Una posible explicación de estos hechos estribaría en el par cromosomático sexual de la mujer, XX, frente al XY masculino, lo que haría que en la concepción esta última combinación, por el mayor tamaño del cromosoma Y, gozara de una ligera ventaja. Luego, sin embargo, a lo largo de la vida la mujer, gracias a su cromosoma sexual repetido, tendría como una suerte de repuesto biológico, lo que le conferiría, por ejemplo, una mayor resistencia a las enfermedades cardiovasculares. En suma, en un país sin discriminación en los abortos inducidos o en la mortalidad infantil, hay más mujeres que varones en el conjunto de la población. En España, según datos recientes del Instituto Nacional de Estadística, hay 1.030 mujeres por cada 1.000 hombres. En otro país, mucho más poblado y menos desarrollado, India, esa proporción se invierte, con 915 mujeres por cada 1.000 varones. ¿Por qué? Seguramente, porque en el caso de España solo interviene lo que podríamos llamar la mortalidad biológica, mientras que en India hay una sobremortalidad femenina que cabe denominar social y que se traduce en dos hechos. El primero, que parece estar desapareciendo rápidamente con el progreso, es la mayor mortalidad de las niñas de corta edad respecto de los niños, cuyos efectos, sin embargo, todavía se dejan sentir en un menor número de mujeres en la población total. El segundo, que también está disminuyendo, aunque mucho más lentamente, es la sobremortalidad femenina prenatal, con la discriminación por razón del género de los abortos inducidos. Así, en India, según los últimos datos, nacen 111 niños por cada 100 niñas, cuando la proporción biológica tendría que ser del orden de 105 a 108. En China la situación aún es peor, con una relación al nacer de 118 a 100.

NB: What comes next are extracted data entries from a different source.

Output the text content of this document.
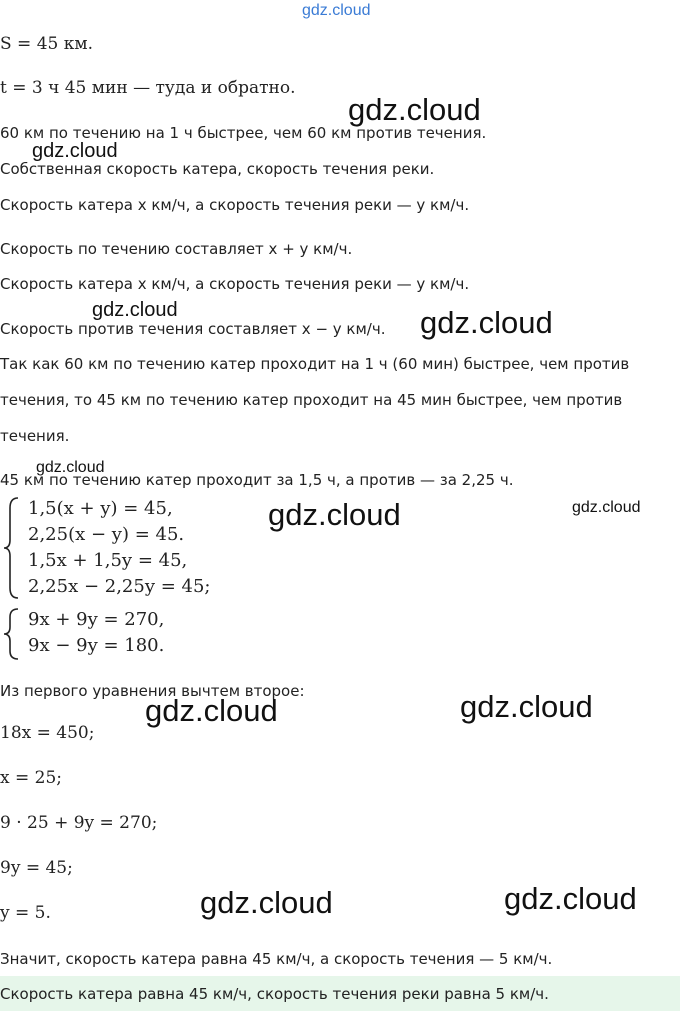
gdz.cloud
S = 45 км.
t = 3 ч 45 мин — туда и обратно.
60 км по течению на 1 ч быстрее, чем 60 км против течения.
Собственная скорость катера, скорость течения реки.
Скорость катера x км/ч, а скорость течения реки — y км/ч.
Скорость по течению составляет x + y км/ч.
Скорость катера x км/ч, а скорость течения реки — y км/ч.
Скорость против течения составляет x − y км/ч.
Так как 60 км по течению катер проходит на 1 ч (60 мин) быстрее, чем против
течения, то 45 км по течению катер проходит на 45 мин быстрее, чем против
течения.
45 км по течению катер проходит за 1,5 ч, а против — за 2,25 ч.
1,5(x + y) = 45,
2,25(x − y) = 45.
1,5x + 1,5y = 45,
2,25x − 2,25y = 45;
9x + 9y = 270,
9x − 9y = 180.
Из первого уравнения вычтем второе:
18x = 450;
x = 25;
9 · 25 + 9y = 270;
9y = 45;
y = 5.
Значит, скорость катера равна 45 км/ч, а скорость течения — 5 км/ч.
Скорость катера равна 45 км/ч, скорость течения реки равна 5 км/ч.
gdz.cloud
gdz.cloud
gdz.cloud	gdz.cloud
gdz.cloud
gdz.cloud	gdz.cloud
gdz.cloud	gdz.cloud
gdz.cloud	gdz.cloud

Calzado con las botas de las siete leguas propias de su oficio, el historiador puede afirmar a raíz de todo lo anterior que el progreso de la humanidad es lento, con mucha tarea todavía por delante. Un hecho tan injustificado como el machismo ha perdurado tiempo y tiempo y aún colea. Ojalá que llegue el momento en que en ningún país del mundo haya más varones que mujeres en sus censos de población, porque si los hay será prueba inequívoca de que hay o ha habido generocidio. La desaparición definitiva de este último, incompatible con una civilización digna de ese nombre, y con él de toda discriminación de la mujer, será un momento estelar de la historia.
De los tres aspectos negativos que trajo la civilización surgida en el neolítico, la esclavitud se erradicó en el siglo XIX. En cuanto al machismo, está disminuyendo y podrá desaparecer definitivamente en este siglo XXI. ¿Y la guerra? ¿También acabará algún día? ¿Pero cuándo? Y es que todavía resta mucho quehacer para seguir progresando.
Francisco Bustelo, catedrático emérito de Historia Económica y rector honorario de la Universidad Complutense.